Si può essere contro la guerra facendo la guerra? Ovvero riproducendola nei suoi dettagli: il fragore delle detonazioni, l’orrore del pericolo, il caos delle sensazioni, l’ingiustizia e la repressione dell’autorità, la spossatezza del corpo, il culto della morte e dei suoi rituali?
Orizzonti di gloria, come tutti i film, ha come armi principali per parlare di ciò che intende raccontarci, non quelle di un saggio o di un romanzo (benché alla sceneggiatura ci siano ben due scrittori di livello come Jim Thompson e Calder Willingham), ma la nitidezza delle percezioni fisiche che i nostri neuroni a specchio riproducono nella nostra mente per empatia, rispetto a quelle riprodotte sullo schermo. La paura, la frustrazione, l’odio, l’impotenza, la rabbia, l’aggressività, l’ipocrisia, l’avidità, distillate e disegnate e infilzate con la precisione di un entomologo e, infine, poco prima dei titoli di coda, l’abbandono, senza preavviso, ad un sogno di commozione e tenerezza, l’idea che anche una semplice canzone possa creare la scintilla del desiderio di qualcosa di completamente diverso da ciò che esiste davanti ai nostri occhi e farlo divampare nel nostro corpo con la stessa capacità di sopraffazione dell’odio, della paura, della violenza.
Stanley Kubrick, a meno di trent’anni, più di 50 anni fa, aveva predisposto in un film una spietata strategia d’attacco al formicaio del nostro sistema nervoso che ha funzionato anche domenica mattina, al Lux per la prima puntata di Potemkin – bellissimi film, dibattiti assurdi. È bastato un caffè, un cornetto e un dvd – che, per mimare i tradizionali cineforum in pellicola, si è interrotto per una ventina di minuti come se si fosse rotta la pellicola – più un pubblico di un centinaio di persone che non si conoscono, non tutte almeno, nella stessa sala buia.

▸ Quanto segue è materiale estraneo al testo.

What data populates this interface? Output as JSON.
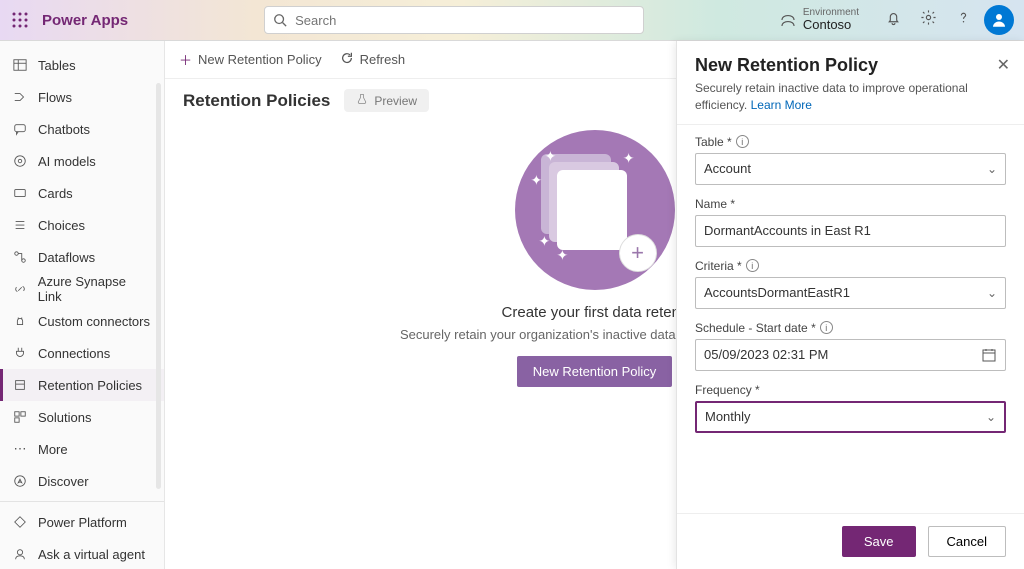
{
  "header": {
    "app_title": "Power Apps",
    "search_placeholder": "Search",
    "environment_label": "Environment",
    "environment_name": "Contoso"
  },
  "sidebar": {
    "items": [
      {
        "label": "Tables"
      },
      {
        "label": "Flows"
      },
      {
        "label": "Chatbots"
      },
      {
        "label": "AI models"
      },
      {
        "label": "Cards"
      },
      {
        "label": "Choices"
      },
      {
        "label": "Dataflows"
      },
      {
        "label": "Azure Synapse Link"
      },
      {
        "label": "Custom connectors"
      },
      {
        "label": "Connections"
      },
      {
        "label": "Retention Policies"
      },
      {
        "label": "Solutions"
      },
      {
        "label": "More"
      },
      {
        "label": "Discover"
      }
    ],
    "footer": [
      {
        "label": "Power Platform"
      },
      {
        "label": "Ask a virtual agent"
      }
    ]
  },
  "cmdbar": {
    "new_policy": "New Retention Policy",
    "refresh": "Refresh"
  },
  "page": {
    "title": "Retention Policies",
    "preview_badge": "Preview",
    "empty_title": "Create your first data retenti",
    "empty_sub": "Securely retain your organization's inactive data within Dataverse in",
    "empty_cta": "New Retention Policy"
  },
  "panel": {
    "title": "New Retention Policy",
    "subtitle": "Securely retain inactive data to improve operational efficiency.",
    "learn_more": "Learn More",
    "fields": {
      "table_label": "Table *",
      "table_value": "Account",
      "name_label": "Name *",
      "name_value": "DormantAccounts in East R1",
      "criteria_label": "Criteria *",
      "criteria_value": "AccountsDormantEastR1",
      "schedule_label": "Schedule - Start date *",
      "schedule_value": "05/09/2023 02:31 PM",
      "frequency_label": "Frequency *",
      "frequency_value": "Monthly"
    },
    "save": "Save",
    "cancel": "Cancel"
  }
}
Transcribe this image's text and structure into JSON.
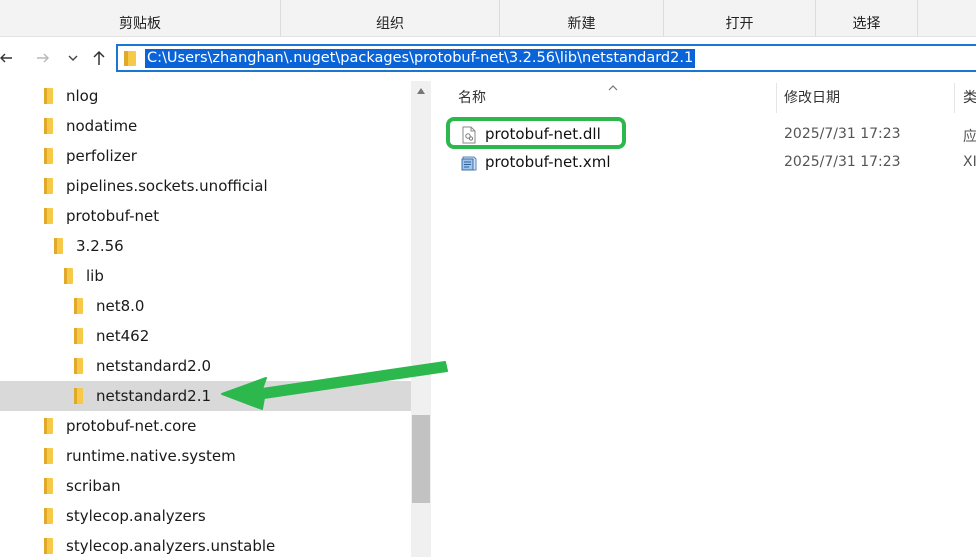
{
  "ribbon": {
    "groups": [
      {
        "label": "剪贴板"
      },
      {
        "label": "组织"
      },
      {
        "label": "新建"
      },
      {
        "label": "打开"
      },
      {
        "label": "选择"
      }
    ]
  },
  "navigation": {
    "back_icon": "back-arrow-icon",
    "forward_icon": "forward-arrow-icon",
    "recent_icon": "chevron-down-icon",
    "up_icon": "up-arrow-icon",
    "address": "C:\\Users\\zhanghan\\.nuget\\packages\\protobuf-net\\3.2.56\\lib\\netstandard2.1"
  },
  "tree": {
    "items": [
      {
        "label": "nlog"
      },
      {
        "label": "nodatime"
      },
      {
        "label": "perfolizer"
      },
      {
        "label": "pipelines.sockets.unofficial"
      },
      {
        "label": "protobuf-net"
      },
      {
        "label": "3.2.56"
      },
      {
        "label": "lib"
      },
      {
        "label": "net8.0"
      },
      {
        "label": "net462"
      },
      {
        "label": "netstandard2.0"
      },
      {
        "label": "netstandard2.1"
      },
      {
        "label": "protobuf-net.core"
      },
      {
        "label": "runtime.native.system"
      },
      {
        "label": "scriban"
      },
      {
        "label": "stylecop.analyzers"
      },
      {
        "label": "stylecop.analyzers.unstable"
      }
    ],
    "selected": "netstandard2.1"
  },
  "file_list": {
    "columns": {
      "name": "名称",
      "modified": "修改日期",
      "type": "类"
    },
    "files": [
      {
        "name": "protobuf-net.dll",
        "modified": "2025/7/31 17:23",
        "type": "应",
        "icon": "dll-file-icon"
      },
      {
        "name": "protobuf-net.xml",
        "modified": "2025/7/31 17:23",
        "type": "XI",
        "icon": "xml-file-icon"
      }
    ]
  },
  "colors": {
    "accent": "#0a64d8",
    "annotation": "#2db84d",
    "folder": "#f7c948",
    "selected_bg": "#d9d9d9"
  }
}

Si può essere antimilitaristi senza essere pacifisti, come ci ha spiegato Luigi Manconi, ipovedente che però ci vede benissimo, si può essere radicali con la macchina da presa ancor più che con la politica, si può distruggere la guerra con la stessa spietata e furiosa strategia della guerra. È assurdo, è incomprensibile, è bellissimo e, ancora oggi, si chiama cinema.